Des politiques économiques et financières adéquates peuvent contribuer à améliorer ces mauvais résultats, et ainsi stimuler les économies, en soutenant la reprise et en renforçant notre résilience face aux chocs futurs. En d’autres termes, si les femmes y gagnent, tout le monde y gagne D’ailleurs, si la pandémie a nui à la situation des femmes dans tous les domaines, elle a également conduit à quelques mesures innovantes. Plusieurs programmes extraordinaires d’aide en cette période de pandémie ont ciblé les femmes et permis à davantage de personnes de bénéficier des dispositifs de protection sociale. Il est ainsi plus facile de leur fournir une assistance ciblée face aux flambées actuelles des prix des denrées alimentaires et des combustibles.
Les dirigeants ont déjà à leur disposition des solutions sensibles au genre qui se sont avérées efficaces sur le plan macroéconomique.
Premièrement, il faut investir dans le capital humain féminin. Les avancées obtenues en permettant aux femmes d’accéder équitablement aux denrées alimentaires, aux soins de santé et à l’éducation sont particulièrement importantes dans les pays émergents et en développement. Les transferts monétaires sont notamment utiles car ils aident les familles à payer les produits de base dont elles ont besoin dans les pays proposant des dispositifs de protection sociale moins développés.
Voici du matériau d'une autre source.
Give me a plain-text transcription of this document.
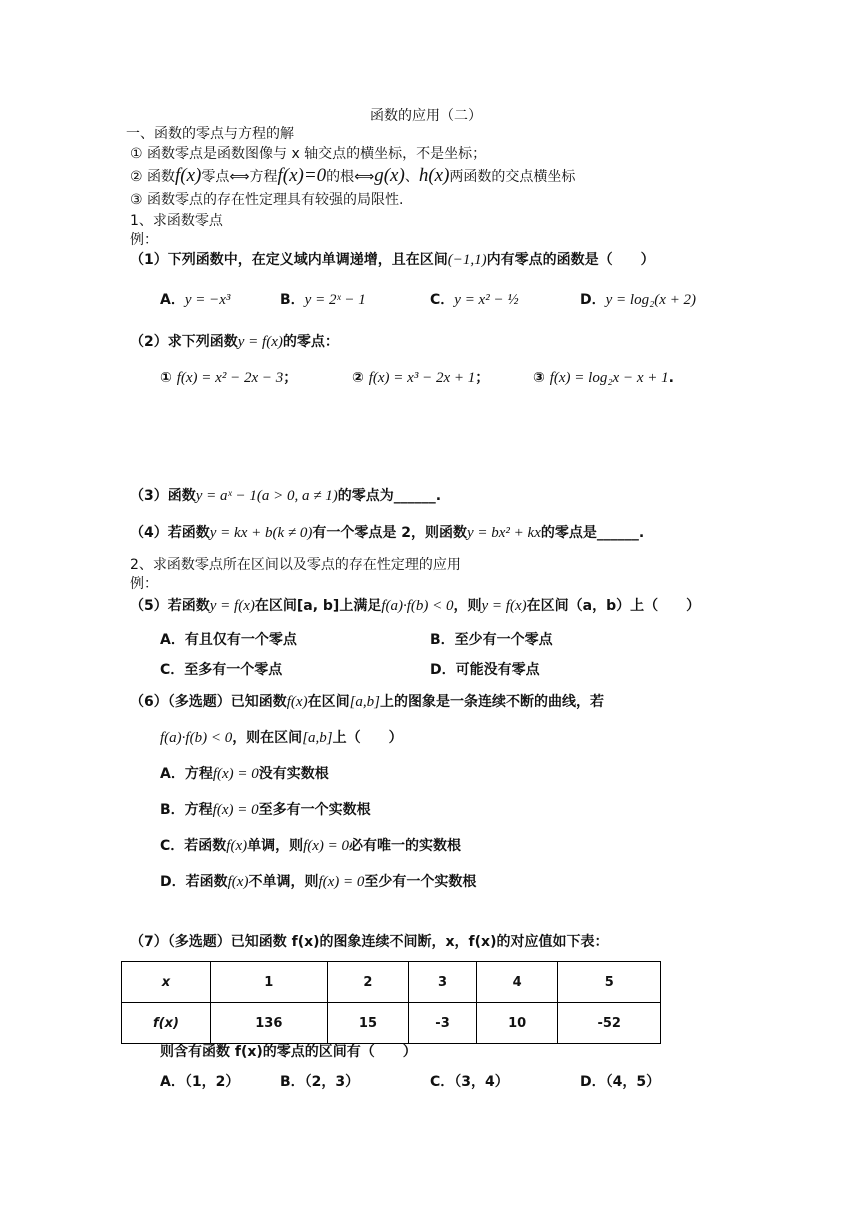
函数的应用（二）
一、函数的零点与方程的解
① 函数零点是函数图像与 x 轴交点的横坐标，不是坐标；
② 函数f(x)零点⟺方程f(x)=0的根⟺g(x)、h(x)两函数的交点横坐标
③ 函数零点的存在性定理具有较强的局限性.
1、求函数零点
例：
（1）下列函数中，在定义域内单调递增，且在区间(−1,1)内有零点的函数是（　　）
A．y = −x³	B．y = 2ˣ − 1	C．y = x² − ½	D．y = log₂(x + 2)
（2）求下列函数y = f(x)的零点：
① f(x) = x² − 2x − 3；	② f(x) = x³ − 2x + 1；	③ f(x) = log₂x − x + 1.
（3）函数y = aˣ − 1(a > 0, a ≠ 1)的零点为______.
（4）若函数y = kx + b(k ≠ 0)有一个零点是 2，则函数y = bx² + kx的零点是______.
2、求函数零点所在区间以及零点的存在性定理的应用
例：
（5）若函数y = f(x)在区间[a, b]上满足f(a)·f(b) < 0，则y = f(x)在区间（a，b）上（　　）
A．有且仅有一个零点	B．至少有一个零点
C．至多有一个零点	D．可能没有零点
（6）（多选题）已知函数f(x)在区间[a,b]上的图象是一条连续不断的曲线，若
f(a)·f(b) < 0，则在区间[a,b]上（　　）
A．方程f(x) = 0没有实数根
B．方程f(x) = 0至多有一个实数根
C．若函数f(x)单调，则f(x) = 0必有唯一的实数根
D．若函数f(x)不单调，则f(x) = 0至少有一个实数根
（7）（多选题）已知函数 f(x)的图象连续不间断，x，f(x)的对应值如下表：
x	1	2	3	4	5
f(x)	136	15	-3	10	-52
则含有函数 f(x)的零点的区间有（　　）
A．（1，2）	B．（2，3）	C．（3，4）	D．（4，5）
Au début de la pandémie, le Brésil a mis en place un programme de transfert monétaire d’urgence dans lequel l’allocation des ménages dirigés par des femmes était doublée. Les estimations des services du FMI montrent que le taux de pauvreté parmi ces ménages serait passé de 11 % à plus de 30 % sans cette aide d’urgence. Au lieu de cela, il est tombé à environ 8 %. L’Égypte a récemment ajouté les mères célibataires à faible revenu à la liste des bénéficiaires d’une aide financière pour leur permettre de préserver la santé de leurs enfants et d’assurer leur scolarisation. Au Togo, les technologies mobiles ont permis d’accélérer le transfert d’une aide financière d’urgence pendant la pandémie, en particulier au profit des femmes.
Deuxièmement, les femmes doivent pouvoir créer leur propre entreprise et travailler en dehors de leur foyer. Les réformes de la fiscalité, des dépenses publiques, de l’infrastructure et de la réglementation du secteur financier, ainsi que des marchés du travail peuvent être bénéfiques. La mise en place de services de garde d’enfants de qualité à des prix abordables permet à davantage de femmes de travailler et crée également des emplois directs.
En Norvège, l’extension des services universels de garde d’enfants a augmenté les chances d’une mère de famille de trouver un emploi de 32 points de pourcentage. Dans les pays émergents et les pays en développement, l’accès aux téléphones portables et à Internet offre à la population des débouchés économiques. Une étude du FMI montre par exemple que les systèmes financiers traditionnel et numérique contribuent à réduire les inégalités entre les genres dans l’accès aux services financiers, notamment au microcrédit. Cela se traduit par une réduction des inégalités de revenus et par une croissance économique plus élevée.
Troisièmement, il faut en finir avec les préjugés inconscients. Sur 190 pays étudiés, la Banque mondiale a constaté que, sur le plan juridique, les femmes étaient sur un pied d’égalité avec les hommes dans seulement 12 pays. Selon l’Organisation de coopération et de développement économiques, les discriminations basées sur le genre au sein des institutions sociales présentent un coût de 6 000 milliards de dollars pour l’économie mondiale. Mais ces dernières années, les pays ont limité ce coût grâce à des avancées sociales et juridiques, notamment la réduction du nombre de mariages précoces, la répression des violences domestiques par des sanctions pénales et l’augmentation du nombre de femmes élues.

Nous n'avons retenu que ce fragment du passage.